Iran is a more dangerous cyber threat to U.S. than China or Russia
Wednesday's proceeding, the first hearing the cybersecurity subcommittee has held in the 113th Congress, also follows a recent flurry of high-level activity, and worrisome attacks, in the cyber realm.
The day began with word from South Korea that media outlets and banks in that country had seen their computer systems knocked offline in an outage that state officials suggested could have originated from their increasingly belligerent neighbor to the north.
In a speech earlier this month, U.S. National Security Advisor Tom Donilon spoke of "cyber intrusions emanating from China on an unprecedented scale," calling for talks between the two countries "to establish acceptable norms of behavior in cyberspace." China, for its part, said it was open to discussions about the countries' respective cyber activities.

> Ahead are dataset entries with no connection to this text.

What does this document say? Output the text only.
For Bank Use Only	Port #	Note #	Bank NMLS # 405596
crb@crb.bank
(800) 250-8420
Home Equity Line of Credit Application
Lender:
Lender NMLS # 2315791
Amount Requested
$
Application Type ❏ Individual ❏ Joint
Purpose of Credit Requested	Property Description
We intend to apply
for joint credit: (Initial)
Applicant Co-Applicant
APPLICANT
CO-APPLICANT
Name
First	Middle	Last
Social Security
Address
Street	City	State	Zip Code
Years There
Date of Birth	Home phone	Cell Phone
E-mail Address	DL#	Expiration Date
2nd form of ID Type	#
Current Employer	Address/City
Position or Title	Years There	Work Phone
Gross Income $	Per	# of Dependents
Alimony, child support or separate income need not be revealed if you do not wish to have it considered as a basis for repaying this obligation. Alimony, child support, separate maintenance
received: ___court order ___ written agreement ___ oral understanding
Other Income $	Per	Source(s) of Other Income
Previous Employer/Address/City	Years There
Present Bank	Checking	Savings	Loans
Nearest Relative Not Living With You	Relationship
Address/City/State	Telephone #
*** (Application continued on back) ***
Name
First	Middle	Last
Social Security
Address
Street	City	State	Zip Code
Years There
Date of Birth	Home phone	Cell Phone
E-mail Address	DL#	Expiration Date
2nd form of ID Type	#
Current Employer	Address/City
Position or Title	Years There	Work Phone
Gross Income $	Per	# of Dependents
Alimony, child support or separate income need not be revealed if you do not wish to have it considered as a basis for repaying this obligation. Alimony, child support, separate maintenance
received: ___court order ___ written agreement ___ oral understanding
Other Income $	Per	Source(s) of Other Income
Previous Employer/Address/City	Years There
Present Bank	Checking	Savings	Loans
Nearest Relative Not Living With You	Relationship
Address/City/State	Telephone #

Berman and other witnesses credit China, along with Russia, as operating as generally rational actors in the cyber arena, even if their governments are complicit in--or actively encouraging--widespread infiltration of sensitive and proprietary systems in the United States. The largely economic motivations of those countries' activities are in stark contrast to nations that stand more as outliers on the world scene.
"One of the saving graces of our China cyber problem and our Russia cyber problem is that, while we may not be comfortable with the scope, we in general understand the direction and that is missing in our calculation with regard to Iran and increasingly with regard to North Korea," Berman says.

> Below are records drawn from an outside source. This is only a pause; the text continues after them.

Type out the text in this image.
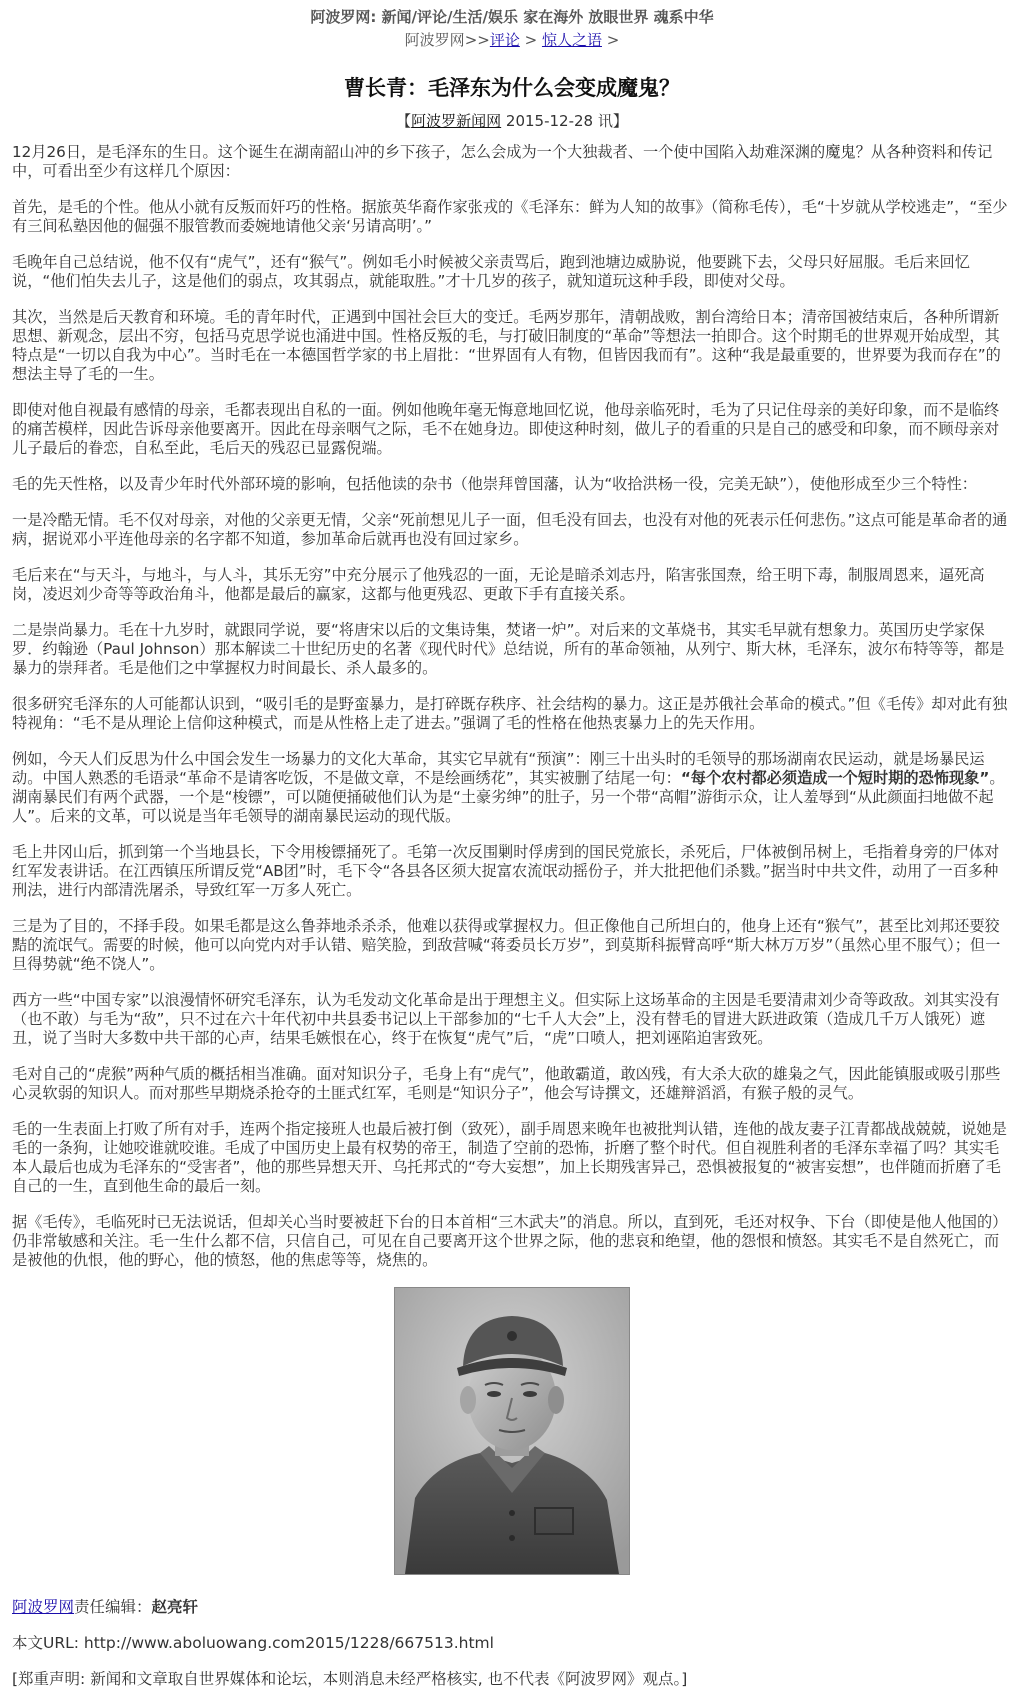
阿波罗网: 新闻/评论/生活/娱乐 家在海外 放眼世界 魂系中华
阿波罗网>>评论 > 惊人之语 >
曹长青：毛泽东为什么会变成魔鬼？
【阿波罗新闻网 2015-12-28 讯】

12月26日，是毛泽东的生日。这个诞生在湖南韶山冲的乡下孩子，怎么会成为一个大独裁者、一个使中国陷入劫难深渊的魔鬼？从各种资料和传记中，可看出至少有这样几个原因：

首先，是毛的个性。他从小就有反叛而奸巧的性格。据旅英华裔作家张戎的《毛泽东：鲜为人知的故事》（简称毛传），毛“十岁就从学校逃走”，“至少有三间私塾因他的倔强不服管教而委婉地请他父亲‘另请高明’。”

毛晚年自己总结说，他不仅有“虎气”，还有“猴气”。例如毛小时候被父亲责骂后，跑到池塘边威胁说，他要跳下去，父母只好屈服。毛后来回忆说，“他们怕失去儿子，这是他们的弱点，攻其弱点，就能取胜。”才十几岁的孩子，就知道玩这种手段，即使对父母。

其次，当然是后天教育和环境。毛的青年时代，正遇到中国社会巨大的变迁。毛两岁那年，清朝战败，割台湾给日本；清帝国被结束后，各种所谓新思想、新观念，层出不穷，包括马克思学说也涌进中国。性格反叛的毛，与打破旧制度的“革命”等想法一拍即合。这个时期毛的世界观开始成型，其特点是“一切以自我为中心”。当时毛在一本德国哲学家的书上眉批：“世界固有人有物，但皆因我而有”。这种“我是最重要的，世界要为我而存在”的想法主导了毛的一生。

即使对他自视最有感情的母亲，毛都表现出自私的一面。例如他晚年毫无悔意地回忆说，他母亲临死时，毛为了只记住母亲的美好印象，而不是临终的痛苦模样，因此告诉母亲他要离开。因此在母亲咽气之际，毛不在她身边。即使这种时刻，做儿子的看重的只是自己的感受和印象，而不顾母亲对儿子最后的眷恋，自私至此，毛后天的残忍已显露倪端。

毛的先天性格，以及青少年时代外部环境的影响，包括他读的杂书（他崇拜曾国藩，认为“收拾洪杨一役，完美无缺”），使他形成至少三个特性：

一是冷酷无情。毛不仅对母亲，对他的父亲更无情，父亲“死前想见儿子一面，但毛没有回去，也没有对他的死表示任何悲伤。”这点可能是革命者的通病，据说邓小平连他母亲的名字都不知道，参加革命后就再也没有回过家乡。

毛后来在“与天斗，与地斗，与人斗，其乐无穷”中充分展示了他残忍的一面，无论是暗杀刘志丹，陷害张国焘，给王明下毒，制服周恩来，逼死高岗，凌迟刘少奇等等政治角斗，他都是最后的赢家，这都与他更残忍、更敢下手有直接关系。

二是崇尚暴力。毛在十九岁时，就跟同学说，要“将唐宋以后的文集诗集，焚诸一炉”。对后来的文革烧书，其实毛早就有想象力。英国历史学家保罗．约翰逊（Paul Johnson）那本解读二十世纪历史的名著《现代时代》总结说，所有的革命领袖，从列宁、斯大林，毛泽东，波尔布特等等，都是暴力的崇拜者。毛是他们之中掌握权力时间最长、杀人最多的。

很多研究毛泽东的人可能都认识到，“吸引毛的是野蛮暴力，是打碎既存秩序、社会结构的暴力。这正是苏俄社会革命的模式。”但《毛传》却对此有独特视角：“毛不是从理论上信仰这种模式，而是从性格上走了进去。”强调了毛的性格在他热衷暴力上的先天作用。

例如，今天人们反思为什么中国会发生一场暴力的文化大革命，其实它早就有“预演”：刚三十出头时的毛领导的那场湖南农民运动，就是场暴民运动。中国人熟悉的毛语录“革命不是请客吃饭，不是做文章，不是绘画绣花”，其实被删了结尾一句：“每个农村都必须造成一个短时期的恐怖现象”。湖南暴民们有两个武器，一个是“梭镖”，可以随便捅破他们认为是“土豪劣绅”的肚子，另一个带“高帽”游街示众，让人羞辱到“从此颜面扫地做不起人”。后来的文革，可以说是当年毛领导的湖南暴民运动的现代版。

毛上井冈山后，抓到第一个当地县长，下令用梭镖捅死了。毛第一次反围剿时俘虏到的国民党旅长，杀死后，尸体被倒吊树上，毛指着身旁的尸体对红军发表讲话。在江西镇压所谓反党“AB团”时，毛下令“各县各区须大捉富农流氓动摇份子，并大批把他们杀戮。”据当时中共文件，动用了一百多种刑法，进行内部清洗屠杀，导致红军一万多人死亡。

三是为了目的，不择手段。如果毛都是这么鲁莽地杀杀杀，他难以获得或掌握权力。但正像他自己所坦白的，他身上还有“猴气”，甚至比刘邦还要狡黠的流氓气。需要的时候，他可以向党内对手认错、赔笑脸，到敌营喊“蒋委员长万岁”，到莫斯科振臂高呼“斯大林万万岁”（虽然心里不服气）；但一旦得势就“绝不饶人”。

西方一些“中国专家”以浪漫情怀研究毛泽东，认为毛发动文化革命是出于理想主义。但实际上这场革命的主因是毛要清肃刘少奇等政敌。刘其实没有（也不敢）与毛为“敌”，只不过在六十年代初中共县委书记以上干部参加的“七千人大会”上，没有替毛的冒进大跃进政策（造成几千万人饿死）遮丑，说了当时大多数中共干部的心声，结果毛嫉恨在心，终于在恢复“虎气”后，“虎”口喷人，把刘诬陷迫害致死。

毛对自己的“虎猴”两种气质的概括相当准确。面对知识分子，毛身上有“虎气”，他敢霸道，敢凶残，有大杀大砍的雄枭之气，因此能镇服或吸引那些心灵软弱的知识人。而对那些早期烧杀抢夺的土匪式红军，毛则是“知识分子”，他会写诗撰文，还雄辩滔滔，有猴子般的灵气。

毛的一生表面上打败了所有对手，连两个指定接班人也最后被打倒（致死），副手周恩来晚年也被批判认错，连他的战友妻子江青都战战兢兢，说她是毛的一条狗，让她咬谁就咬谁。毛成了中国历史上最有权势的帝王，制造了空前的恐怖，折磨了整个时代。但自视胜利者的毛泽东幸福了吗？其实毛本人最后也成为毛泽东的“受害者”，他的那些异想天开、乌托邦式的“夸大妄想”，加上长期残害异己，恐惧被报复的“被害妄想”，也伴随而折磨了毛自己的一生，直到他生命的最后一刻。

据《毛传》，毛临死时已无法说话，但却关心当时要被赶下台的日本首相“三木武夫”的消息。所以，直到死，毛还对权争、下台（即使是他人他国的）仍非常敏感和关注。毛一生什么都不信，只信自己，可见在自己要离开这个世界之际，他的悲哀和绝望，他的怨恨和愤怒。其实毛不是自然死亡，而是被他的仇恨，他的野心，他的愤怒，他的焦虑等等，烧焦的。

阿波罗网责任编辑：赵亮轩

本文URL: http://www.aboluowang.com2015/1228/667513.html

[郑重声明: 新闻和文章取自世界媒体和论坛，本则消息未经严格核实, 也不代表《阿波罗网》观点。]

"And the shared geopolitical driver here is that both regimes are under growing international stress as a result of their rogue behavior," Berman says." But it's also the type of international stress—economic, diplomatic, financial—that's forcing them to lash out in unpredictable ways."
Like Berman, Frank Cilluffo, director of Homeland Security Policy Institute at the George Washington University, emphasizes that Iran does not have the capacity for waging cyber attacks as sophisticated as what Russia and China could launch, but that only diminishes the threat so much.
"The bad news is what they lack in capability they more than make up for in intent," Cilluffo says. Moreover, even if Iran's capacity to launch an attack is a far cry from that of Russia or China, Cilluffo points out that the nation can fairly easily turn to proxies or rent out low-cost botnets. "The bar to entry when we talk about cyber is not very high," he says.
Cilluffo also told members of the subcommittee that many of the tools used in cyber attacks, while readily available and inexpensive, are also becoming more sophisticated. So the increasing ease with which an overseas adversary can launch of a distributed denial-of-service attack against a set of corporate targets, while not approaching the "cyber 9-11" that officials often warn about, is itself a cause for growing concern.
"You can rent a botnet for very little that can cause major disruption, Cilluffo says. "That's not the same as destruction but it can get to a point where companies that live and breathe on just-in-time inventories, that live and breathe on the ability to connect with their customers immediately--it has a huge impact."